O'Malley B W, Li D, Buckner A, Duan L, Woo S L, Pardoll D M
Department of Otolaryngology-Head and Neck Surgery, Johns Hopkins University, Baltimore, MD 21287, USA.
Laryngoscope. 1999 Mar;109(3):389-95. doi: 10.1097/00005537-199903000-00009.
OBJECTIVE/HYPOTHESIS: Adenoviral interleukin-2 (AdV-IL-2) gene therapy has previously not proven effective in treating established murine oral cancer. We hypothesize that the intratumoral level of IL-2 expression is a major limiting factor in treatment outcome.
A microscopic disease and established oral cancer murine model was used to test this hypothesis. IL-2 gene transfer was performed with a recombinant adenovirus vector.
Tumor cells were transduced in vitro with AdV-IL-2 and subsequently implanted into the floor of the mouth in C3H/HeJ mice. IL-2 expression in vitro ranged from 990 to 1,050 pg/10(6) tumor cells. This microscopic disease treatment resulted in either complete tumor regression or a dramatic decrease in tumor progression. Cytolytic T-cell (CTL) assays demonstrated a predominance of CD8-specific, T-cell-mediated tumor killing. Reducing IL-2 expression by half with a mixture of 1:1 transduced to nontransduced tumor cells eliminated the antitumor effect and decreased the CTL response. These findings support the presence of a critical "threshold" of IL-2 expression. Adenovirus repurification and amplification allowed isolation of a twofold-higher-titer AdV-IL-2 vector. Treatment of established tumors with the higher-titer AdV-IL-2 at a new maximal dose of 1.4 x 10(9) plaque-forming units (pfu) increased in vivo IL-2 expression to 1,127 pg/10(6) cells and generated a significant antitumor response. Complete regression of established tumors, however, could not be achieved, and we noted a decrease in IL-2 expression well below the threshold at 1 week after treatment. Upon repeat maximal AdV-IL-2 injection in vivo, a greater antitumor effect and increased CTL response was seen, but also, 28% of the animals died of IL-2 toxicity.
Although limited by expression and toxicity as a single-treatment strategy for established tumors, AdV-IL-2 gene therapy should be considered a potential component of combination therapy strategies.
目的/假设:腺病毒白细胞介素-2(AdV-IL-2)基因疗法此前尚未被证明对已形成的小鼠口腔癌有效。我们假设肿瘤内白细胞介素-2的表达水平是治疗效果的主要限制因素。
使用微观疾病和已形成口腔癌的小鼠模型来验证这一假设。采用重组腺病毒载体进行白细胞介素-2基因转移。

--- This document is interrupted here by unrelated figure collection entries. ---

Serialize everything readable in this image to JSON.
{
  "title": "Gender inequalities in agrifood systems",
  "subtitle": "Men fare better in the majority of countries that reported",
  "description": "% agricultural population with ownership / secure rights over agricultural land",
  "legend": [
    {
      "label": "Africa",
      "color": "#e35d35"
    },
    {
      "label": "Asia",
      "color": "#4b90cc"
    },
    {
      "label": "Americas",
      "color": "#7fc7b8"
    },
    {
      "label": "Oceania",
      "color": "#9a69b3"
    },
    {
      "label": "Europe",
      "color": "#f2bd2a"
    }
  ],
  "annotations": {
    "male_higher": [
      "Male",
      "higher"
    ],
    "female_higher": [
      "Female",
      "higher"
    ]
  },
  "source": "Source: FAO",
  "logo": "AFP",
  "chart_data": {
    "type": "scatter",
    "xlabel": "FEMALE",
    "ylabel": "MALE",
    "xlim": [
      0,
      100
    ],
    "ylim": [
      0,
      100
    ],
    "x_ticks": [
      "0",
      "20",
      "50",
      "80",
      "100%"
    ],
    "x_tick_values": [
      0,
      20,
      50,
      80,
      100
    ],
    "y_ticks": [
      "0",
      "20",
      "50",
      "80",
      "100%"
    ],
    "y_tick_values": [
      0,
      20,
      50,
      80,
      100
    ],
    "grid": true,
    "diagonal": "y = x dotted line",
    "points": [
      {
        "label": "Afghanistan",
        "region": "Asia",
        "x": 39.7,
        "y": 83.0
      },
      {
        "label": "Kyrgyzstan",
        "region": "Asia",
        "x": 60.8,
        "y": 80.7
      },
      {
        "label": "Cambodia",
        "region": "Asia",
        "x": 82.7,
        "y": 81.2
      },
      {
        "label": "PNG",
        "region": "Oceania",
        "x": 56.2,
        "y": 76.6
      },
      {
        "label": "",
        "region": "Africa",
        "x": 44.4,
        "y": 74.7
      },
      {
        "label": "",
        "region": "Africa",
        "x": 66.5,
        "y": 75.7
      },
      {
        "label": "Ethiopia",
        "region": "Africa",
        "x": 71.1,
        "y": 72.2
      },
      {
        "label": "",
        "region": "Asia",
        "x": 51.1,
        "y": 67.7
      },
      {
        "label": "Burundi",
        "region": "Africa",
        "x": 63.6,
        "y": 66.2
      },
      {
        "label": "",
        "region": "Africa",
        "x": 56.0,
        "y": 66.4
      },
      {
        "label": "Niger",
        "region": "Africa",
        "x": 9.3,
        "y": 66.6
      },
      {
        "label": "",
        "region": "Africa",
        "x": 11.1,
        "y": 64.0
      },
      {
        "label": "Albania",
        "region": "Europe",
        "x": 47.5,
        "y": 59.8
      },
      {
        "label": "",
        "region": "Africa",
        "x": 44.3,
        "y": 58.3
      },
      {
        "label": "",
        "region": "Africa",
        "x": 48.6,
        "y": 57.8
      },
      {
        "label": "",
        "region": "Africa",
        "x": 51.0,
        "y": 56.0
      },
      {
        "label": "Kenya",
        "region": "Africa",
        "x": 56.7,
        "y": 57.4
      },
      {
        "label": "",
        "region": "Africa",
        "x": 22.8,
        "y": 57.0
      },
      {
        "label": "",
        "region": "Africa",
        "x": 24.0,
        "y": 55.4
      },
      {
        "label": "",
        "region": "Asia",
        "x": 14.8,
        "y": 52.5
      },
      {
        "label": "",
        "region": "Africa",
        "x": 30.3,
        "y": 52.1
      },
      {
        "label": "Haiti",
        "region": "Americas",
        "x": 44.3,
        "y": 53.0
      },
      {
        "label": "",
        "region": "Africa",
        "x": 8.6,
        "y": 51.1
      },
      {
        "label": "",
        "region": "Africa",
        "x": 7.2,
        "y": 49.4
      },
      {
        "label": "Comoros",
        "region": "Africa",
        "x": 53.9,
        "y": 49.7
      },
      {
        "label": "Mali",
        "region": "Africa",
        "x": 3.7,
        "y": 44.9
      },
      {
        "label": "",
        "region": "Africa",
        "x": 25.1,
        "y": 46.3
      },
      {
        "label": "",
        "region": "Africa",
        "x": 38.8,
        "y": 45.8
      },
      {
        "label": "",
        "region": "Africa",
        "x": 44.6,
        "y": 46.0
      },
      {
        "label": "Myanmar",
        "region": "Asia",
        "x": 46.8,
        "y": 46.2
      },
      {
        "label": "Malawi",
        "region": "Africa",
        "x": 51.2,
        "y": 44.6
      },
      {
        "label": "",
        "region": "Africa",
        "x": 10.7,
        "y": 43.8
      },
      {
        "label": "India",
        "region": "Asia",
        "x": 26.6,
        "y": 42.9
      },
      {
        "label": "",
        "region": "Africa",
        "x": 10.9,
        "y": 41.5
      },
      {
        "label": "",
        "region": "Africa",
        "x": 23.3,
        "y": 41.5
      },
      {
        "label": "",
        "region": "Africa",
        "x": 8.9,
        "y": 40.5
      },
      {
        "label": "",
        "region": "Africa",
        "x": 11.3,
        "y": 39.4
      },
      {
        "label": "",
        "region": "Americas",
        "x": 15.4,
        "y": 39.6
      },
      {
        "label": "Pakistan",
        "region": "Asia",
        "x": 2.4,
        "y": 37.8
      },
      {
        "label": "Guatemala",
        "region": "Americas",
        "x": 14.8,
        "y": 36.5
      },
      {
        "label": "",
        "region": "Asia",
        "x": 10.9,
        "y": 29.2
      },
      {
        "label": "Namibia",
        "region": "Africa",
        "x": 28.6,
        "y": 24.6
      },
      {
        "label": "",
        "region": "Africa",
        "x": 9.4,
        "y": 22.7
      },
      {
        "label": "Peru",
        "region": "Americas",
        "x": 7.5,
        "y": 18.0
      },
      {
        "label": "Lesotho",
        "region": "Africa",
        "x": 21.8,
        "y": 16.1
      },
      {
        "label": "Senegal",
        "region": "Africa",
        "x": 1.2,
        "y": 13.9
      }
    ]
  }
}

肿瘤细胞在体外被AdV-IL-2转导,随后植入C3H/HeJ小鼠的口腔底部。体外白细胞介素-2的表达范围为990至1050 pg/10⁶肿瘤细胞。这种微观疾病治疗导致肿瘤完全消退或肿瘤进展显著减缓。细胞毒性T细胞(CTL)检测表明,主要是CD8特异性的、T细胞介导的肿瘤杀伤作用。将转导与未转导的肿瘤细胞按1:1混合,使白细胞介素-2表达减半,消除了抗肿瘤作用并降低了CTL反应。这些发现支持白细胞介素-2表达存在关键“阈值”。腺病毒的再纯化和扩增使得能够分离出滴度高两倍的AdV-IL-2载体。用新的最大剂量1.4×10⁹空斑形成单位(pfu)的高滴度AdV-IL-2治疗已形成肿瘤,可使体内白细胞介素-2表达增加至1127 pg/10⁶细胞,并产生显著的抗肿瘤反应。然而,已形成的肿瘤无法完全消退,并且我们注意到治疗后1周白细胞介素-2表达降至阈值以下。在体内重复注射最大剂量的AdV-IL-2后,观察到更大的抗肿瘤作用和增强的CTL反应,但同时,28%的动物死于白细胞介素-2毒性。
尽管作为已形成肿瘤的单一治疗策略受到表达和毒性的限制,但AdV-IL-2基因疗法应被视为联合治疗策略的潜在组成部分。